I have a sequence $a_n$ for $n\in\mathbb{N}$ such that $\lim_{n\rightarrow\infty}\frac{a_n}{\log n} = 0$.
Let $poly(n) := \sum_{i\in S} c(i) n^i > 0$, where $S$ is some finite subset of real numbers and $c(i)$ are real numbers. Does it hold that
$$\lim_{n\rightarrow\infty}\frac{a_n}{\log \left(poly(n)\right)} = 0$$
My idea to prove this is to bound the polynomial with the largest and smallest terms.

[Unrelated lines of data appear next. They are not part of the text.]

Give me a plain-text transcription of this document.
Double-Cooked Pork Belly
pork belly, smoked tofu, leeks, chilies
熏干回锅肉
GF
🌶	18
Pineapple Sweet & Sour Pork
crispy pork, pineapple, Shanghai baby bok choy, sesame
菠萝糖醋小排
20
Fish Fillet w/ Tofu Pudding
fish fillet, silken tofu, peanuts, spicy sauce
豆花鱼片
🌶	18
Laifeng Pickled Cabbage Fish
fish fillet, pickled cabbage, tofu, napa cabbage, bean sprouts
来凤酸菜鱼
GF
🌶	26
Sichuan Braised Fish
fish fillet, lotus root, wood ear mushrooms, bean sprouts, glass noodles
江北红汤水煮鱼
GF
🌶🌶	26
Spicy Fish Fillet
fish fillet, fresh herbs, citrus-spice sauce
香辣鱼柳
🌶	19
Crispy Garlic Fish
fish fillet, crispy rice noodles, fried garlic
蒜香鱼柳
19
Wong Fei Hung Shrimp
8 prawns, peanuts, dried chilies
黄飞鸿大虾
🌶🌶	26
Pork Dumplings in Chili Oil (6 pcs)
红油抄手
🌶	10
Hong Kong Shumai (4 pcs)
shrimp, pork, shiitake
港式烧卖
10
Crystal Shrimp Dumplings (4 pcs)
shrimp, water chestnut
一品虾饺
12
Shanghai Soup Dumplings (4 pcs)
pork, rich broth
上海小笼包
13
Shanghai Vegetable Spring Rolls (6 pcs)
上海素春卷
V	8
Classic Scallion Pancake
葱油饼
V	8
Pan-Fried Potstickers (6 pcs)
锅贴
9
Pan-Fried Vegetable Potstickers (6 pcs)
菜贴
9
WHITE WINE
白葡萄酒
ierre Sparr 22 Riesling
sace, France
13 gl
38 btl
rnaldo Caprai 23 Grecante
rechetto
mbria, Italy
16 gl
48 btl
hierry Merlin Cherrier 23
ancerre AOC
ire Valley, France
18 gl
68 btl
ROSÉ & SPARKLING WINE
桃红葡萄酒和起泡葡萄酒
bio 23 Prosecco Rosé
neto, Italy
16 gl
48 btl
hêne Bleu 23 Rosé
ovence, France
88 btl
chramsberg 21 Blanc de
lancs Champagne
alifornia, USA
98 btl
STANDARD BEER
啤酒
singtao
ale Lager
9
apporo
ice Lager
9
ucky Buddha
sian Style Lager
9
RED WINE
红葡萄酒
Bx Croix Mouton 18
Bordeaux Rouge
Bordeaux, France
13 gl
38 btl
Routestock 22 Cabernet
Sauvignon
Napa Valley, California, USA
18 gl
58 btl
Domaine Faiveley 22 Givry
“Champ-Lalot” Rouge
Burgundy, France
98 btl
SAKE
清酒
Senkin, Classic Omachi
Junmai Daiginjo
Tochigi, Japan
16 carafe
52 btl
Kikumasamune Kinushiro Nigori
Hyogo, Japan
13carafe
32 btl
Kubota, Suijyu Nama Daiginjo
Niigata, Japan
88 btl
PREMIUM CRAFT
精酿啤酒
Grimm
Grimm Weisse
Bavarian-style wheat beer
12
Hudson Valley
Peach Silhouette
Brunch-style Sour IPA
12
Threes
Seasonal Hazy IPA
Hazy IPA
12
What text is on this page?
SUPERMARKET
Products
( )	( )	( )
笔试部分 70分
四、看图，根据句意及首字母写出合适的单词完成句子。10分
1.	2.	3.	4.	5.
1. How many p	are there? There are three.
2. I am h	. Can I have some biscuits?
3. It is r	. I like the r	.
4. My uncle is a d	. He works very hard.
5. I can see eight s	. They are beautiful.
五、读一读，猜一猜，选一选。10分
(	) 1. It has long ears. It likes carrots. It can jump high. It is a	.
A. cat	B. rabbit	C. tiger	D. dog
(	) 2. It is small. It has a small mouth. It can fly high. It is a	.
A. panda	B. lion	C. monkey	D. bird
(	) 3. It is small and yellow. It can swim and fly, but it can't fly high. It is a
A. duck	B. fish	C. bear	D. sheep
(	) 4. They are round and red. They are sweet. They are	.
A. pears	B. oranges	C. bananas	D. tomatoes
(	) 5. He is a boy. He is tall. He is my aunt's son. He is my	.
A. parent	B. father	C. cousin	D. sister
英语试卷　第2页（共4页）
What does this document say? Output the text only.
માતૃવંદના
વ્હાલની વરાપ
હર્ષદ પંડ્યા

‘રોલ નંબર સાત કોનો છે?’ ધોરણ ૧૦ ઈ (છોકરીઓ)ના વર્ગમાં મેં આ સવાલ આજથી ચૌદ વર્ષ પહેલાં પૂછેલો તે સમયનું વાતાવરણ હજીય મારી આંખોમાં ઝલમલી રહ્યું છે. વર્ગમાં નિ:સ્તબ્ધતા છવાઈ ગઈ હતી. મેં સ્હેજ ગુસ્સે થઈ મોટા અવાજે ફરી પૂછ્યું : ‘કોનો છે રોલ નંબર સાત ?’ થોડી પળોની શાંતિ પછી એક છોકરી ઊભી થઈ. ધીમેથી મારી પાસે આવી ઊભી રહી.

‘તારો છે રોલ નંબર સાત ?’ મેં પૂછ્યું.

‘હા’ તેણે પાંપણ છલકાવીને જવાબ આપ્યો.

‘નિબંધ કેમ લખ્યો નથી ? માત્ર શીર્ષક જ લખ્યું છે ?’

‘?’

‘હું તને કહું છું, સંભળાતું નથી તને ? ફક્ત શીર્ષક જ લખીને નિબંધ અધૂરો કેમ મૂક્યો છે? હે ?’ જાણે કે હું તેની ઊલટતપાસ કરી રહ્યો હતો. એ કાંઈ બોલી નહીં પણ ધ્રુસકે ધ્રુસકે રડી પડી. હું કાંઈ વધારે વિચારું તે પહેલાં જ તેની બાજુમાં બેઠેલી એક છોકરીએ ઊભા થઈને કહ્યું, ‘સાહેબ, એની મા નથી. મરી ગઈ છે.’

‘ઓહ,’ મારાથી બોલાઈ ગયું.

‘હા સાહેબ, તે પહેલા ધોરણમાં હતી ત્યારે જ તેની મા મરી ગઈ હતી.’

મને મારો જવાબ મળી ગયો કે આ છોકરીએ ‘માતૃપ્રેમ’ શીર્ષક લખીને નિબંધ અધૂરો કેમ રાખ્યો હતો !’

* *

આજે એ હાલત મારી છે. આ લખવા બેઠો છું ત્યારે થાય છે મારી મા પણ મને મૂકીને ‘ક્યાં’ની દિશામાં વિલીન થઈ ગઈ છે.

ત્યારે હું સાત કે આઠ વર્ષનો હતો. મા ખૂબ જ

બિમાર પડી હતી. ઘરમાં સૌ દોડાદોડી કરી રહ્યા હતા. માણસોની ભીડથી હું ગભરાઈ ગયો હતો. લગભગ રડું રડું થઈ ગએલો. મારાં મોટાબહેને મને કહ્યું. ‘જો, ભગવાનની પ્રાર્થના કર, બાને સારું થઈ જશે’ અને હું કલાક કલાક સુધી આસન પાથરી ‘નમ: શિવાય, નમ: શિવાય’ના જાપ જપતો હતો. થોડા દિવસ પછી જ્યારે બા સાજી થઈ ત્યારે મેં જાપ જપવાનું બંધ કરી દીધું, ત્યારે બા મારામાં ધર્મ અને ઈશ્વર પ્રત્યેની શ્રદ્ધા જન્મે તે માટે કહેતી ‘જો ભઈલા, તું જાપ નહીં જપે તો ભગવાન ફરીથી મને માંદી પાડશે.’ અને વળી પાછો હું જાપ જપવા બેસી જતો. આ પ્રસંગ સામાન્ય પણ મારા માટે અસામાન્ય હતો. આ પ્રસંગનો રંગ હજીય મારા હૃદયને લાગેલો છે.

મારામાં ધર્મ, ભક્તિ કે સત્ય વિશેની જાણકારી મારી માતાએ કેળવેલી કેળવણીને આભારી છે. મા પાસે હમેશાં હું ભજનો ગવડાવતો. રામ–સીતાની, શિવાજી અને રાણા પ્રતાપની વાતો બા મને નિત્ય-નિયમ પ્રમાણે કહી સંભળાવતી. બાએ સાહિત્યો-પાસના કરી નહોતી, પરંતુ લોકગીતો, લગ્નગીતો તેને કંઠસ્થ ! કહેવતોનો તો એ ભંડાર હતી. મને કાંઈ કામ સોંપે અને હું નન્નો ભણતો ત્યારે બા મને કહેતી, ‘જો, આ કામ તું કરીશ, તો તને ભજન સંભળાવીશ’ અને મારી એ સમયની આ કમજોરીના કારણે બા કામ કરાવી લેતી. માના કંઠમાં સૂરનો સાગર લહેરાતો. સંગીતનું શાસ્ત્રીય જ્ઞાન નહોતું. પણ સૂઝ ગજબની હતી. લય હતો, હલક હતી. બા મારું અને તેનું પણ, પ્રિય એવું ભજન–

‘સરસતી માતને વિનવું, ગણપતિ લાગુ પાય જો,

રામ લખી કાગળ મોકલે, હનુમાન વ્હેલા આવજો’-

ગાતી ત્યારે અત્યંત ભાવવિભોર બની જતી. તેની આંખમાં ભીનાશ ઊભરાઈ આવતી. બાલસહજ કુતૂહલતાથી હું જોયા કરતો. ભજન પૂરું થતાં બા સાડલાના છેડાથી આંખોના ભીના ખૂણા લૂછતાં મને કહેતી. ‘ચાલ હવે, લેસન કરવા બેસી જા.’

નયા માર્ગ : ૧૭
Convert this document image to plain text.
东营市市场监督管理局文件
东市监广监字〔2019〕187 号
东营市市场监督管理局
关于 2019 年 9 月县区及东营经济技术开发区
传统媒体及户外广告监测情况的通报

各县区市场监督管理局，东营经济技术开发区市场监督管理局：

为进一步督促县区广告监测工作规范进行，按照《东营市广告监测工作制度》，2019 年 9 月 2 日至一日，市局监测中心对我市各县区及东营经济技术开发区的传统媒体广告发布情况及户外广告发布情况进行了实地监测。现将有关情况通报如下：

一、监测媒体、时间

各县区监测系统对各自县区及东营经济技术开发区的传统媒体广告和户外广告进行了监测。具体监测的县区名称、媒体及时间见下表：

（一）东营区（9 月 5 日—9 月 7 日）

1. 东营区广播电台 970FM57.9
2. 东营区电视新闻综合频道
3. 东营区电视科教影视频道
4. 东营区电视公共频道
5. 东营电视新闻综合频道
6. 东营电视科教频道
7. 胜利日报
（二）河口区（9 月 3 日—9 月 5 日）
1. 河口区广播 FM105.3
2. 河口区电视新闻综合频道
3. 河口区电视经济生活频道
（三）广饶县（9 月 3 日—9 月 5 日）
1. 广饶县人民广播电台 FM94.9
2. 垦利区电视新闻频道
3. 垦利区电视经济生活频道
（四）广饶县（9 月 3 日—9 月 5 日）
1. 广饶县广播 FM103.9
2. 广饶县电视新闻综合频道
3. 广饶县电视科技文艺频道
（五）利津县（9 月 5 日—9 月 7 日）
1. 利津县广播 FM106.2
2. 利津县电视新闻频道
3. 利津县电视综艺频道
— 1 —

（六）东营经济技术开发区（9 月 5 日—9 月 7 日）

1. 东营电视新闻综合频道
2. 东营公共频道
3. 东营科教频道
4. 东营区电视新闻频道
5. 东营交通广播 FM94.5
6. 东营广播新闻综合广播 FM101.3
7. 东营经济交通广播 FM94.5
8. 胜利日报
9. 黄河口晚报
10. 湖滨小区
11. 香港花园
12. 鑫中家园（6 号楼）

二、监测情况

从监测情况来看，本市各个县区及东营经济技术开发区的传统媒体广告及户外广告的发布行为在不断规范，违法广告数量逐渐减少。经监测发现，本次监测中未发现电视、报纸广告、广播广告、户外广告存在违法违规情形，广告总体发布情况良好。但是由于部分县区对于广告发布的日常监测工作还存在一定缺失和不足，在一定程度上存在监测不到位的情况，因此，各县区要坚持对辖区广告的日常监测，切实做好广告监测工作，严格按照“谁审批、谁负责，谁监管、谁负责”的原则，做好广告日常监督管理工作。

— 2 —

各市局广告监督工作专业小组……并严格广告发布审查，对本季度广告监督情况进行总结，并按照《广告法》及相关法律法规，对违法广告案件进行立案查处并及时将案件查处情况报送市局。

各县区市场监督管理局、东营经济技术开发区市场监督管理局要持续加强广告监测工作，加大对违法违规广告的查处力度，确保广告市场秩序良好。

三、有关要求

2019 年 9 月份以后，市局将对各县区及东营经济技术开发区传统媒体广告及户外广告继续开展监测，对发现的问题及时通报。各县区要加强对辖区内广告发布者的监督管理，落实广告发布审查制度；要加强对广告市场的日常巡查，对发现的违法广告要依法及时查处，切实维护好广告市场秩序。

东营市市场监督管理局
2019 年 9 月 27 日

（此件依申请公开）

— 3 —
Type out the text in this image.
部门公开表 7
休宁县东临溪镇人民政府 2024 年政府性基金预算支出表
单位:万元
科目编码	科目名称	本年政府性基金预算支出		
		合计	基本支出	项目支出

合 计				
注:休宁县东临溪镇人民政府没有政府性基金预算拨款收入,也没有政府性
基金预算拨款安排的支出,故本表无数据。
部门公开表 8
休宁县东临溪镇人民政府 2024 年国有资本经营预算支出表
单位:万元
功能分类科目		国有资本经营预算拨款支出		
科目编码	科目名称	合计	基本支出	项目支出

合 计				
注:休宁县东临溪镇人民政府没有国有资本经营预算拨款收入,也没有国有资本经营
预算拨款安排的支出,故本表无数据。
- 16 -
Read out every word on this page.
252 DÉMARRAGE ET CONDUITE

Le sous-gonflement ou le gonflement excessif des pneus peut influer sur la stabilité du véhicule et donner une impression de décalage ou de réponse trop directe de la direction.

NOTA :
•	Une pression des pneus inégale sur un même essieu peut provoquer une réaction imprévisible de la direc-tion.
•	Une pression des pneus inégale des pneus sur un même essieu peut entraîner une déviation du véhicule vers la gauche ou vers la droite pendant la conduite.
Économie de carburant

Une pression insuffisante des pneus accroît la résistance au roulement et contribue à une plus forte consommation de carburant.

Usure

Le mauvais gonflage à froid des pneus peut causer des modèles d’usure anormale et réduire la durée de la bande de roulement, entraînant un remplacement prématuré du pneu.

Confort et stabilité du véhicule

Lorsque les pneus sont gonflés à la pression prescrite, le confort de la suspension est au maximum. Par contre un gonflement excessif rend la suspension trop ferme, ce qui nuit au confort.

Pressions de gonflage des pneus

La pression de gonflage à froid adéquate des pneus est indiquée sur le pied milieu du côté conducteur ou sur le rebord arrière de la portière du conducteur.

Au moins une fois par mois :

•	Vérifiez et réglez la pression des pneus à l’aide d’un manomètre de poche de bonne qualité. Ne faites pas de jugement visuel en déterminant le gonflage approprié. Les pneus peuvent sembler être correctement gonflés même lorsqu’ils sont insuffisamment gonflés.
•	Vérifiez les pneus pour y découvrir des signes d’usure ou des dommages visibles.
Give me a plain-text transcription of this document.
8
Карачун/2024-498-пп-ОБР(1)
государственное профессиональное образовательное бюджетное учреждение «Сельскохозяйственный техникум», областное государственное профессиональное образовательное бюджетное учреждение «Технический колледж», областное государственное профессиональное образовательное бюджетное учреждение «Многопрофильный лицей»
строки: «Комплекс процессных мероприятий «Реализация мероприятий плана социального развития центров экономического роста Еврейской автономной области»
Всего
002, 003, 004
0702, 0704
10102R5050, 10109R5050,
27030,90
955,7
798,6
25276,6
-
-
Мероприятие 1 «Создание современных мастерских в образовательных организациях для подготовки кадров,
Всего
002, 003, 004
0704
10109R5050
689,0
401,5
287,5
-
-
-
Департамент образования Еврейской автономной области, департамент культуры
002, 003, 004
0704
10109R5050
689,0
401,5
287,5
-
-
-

There exists some $r, s\in \mathbb{N}$ such that $n^s\geq poly(n) \geq n^r$. Using the monotonicity of the logarithm to obtain
$$ \frac{a_n}{\log \left(n^s\right)} \leq \frac{a_n}{\log \left( poly(n)\right)} \leq \frac{a_n}{\log \left(n^r\right)}$$
By the sandwich rule, the limit in the middle goes to zero since
$$\lim_{n\rightarrow\infty} \frac{a_n}{r\log n} = 0, \lim_{n\rightarrow\infty} \frac{a_n}{s\log n} = 0$$
Is this proof correct or is there some sequence $a_n$ for which this argument fails?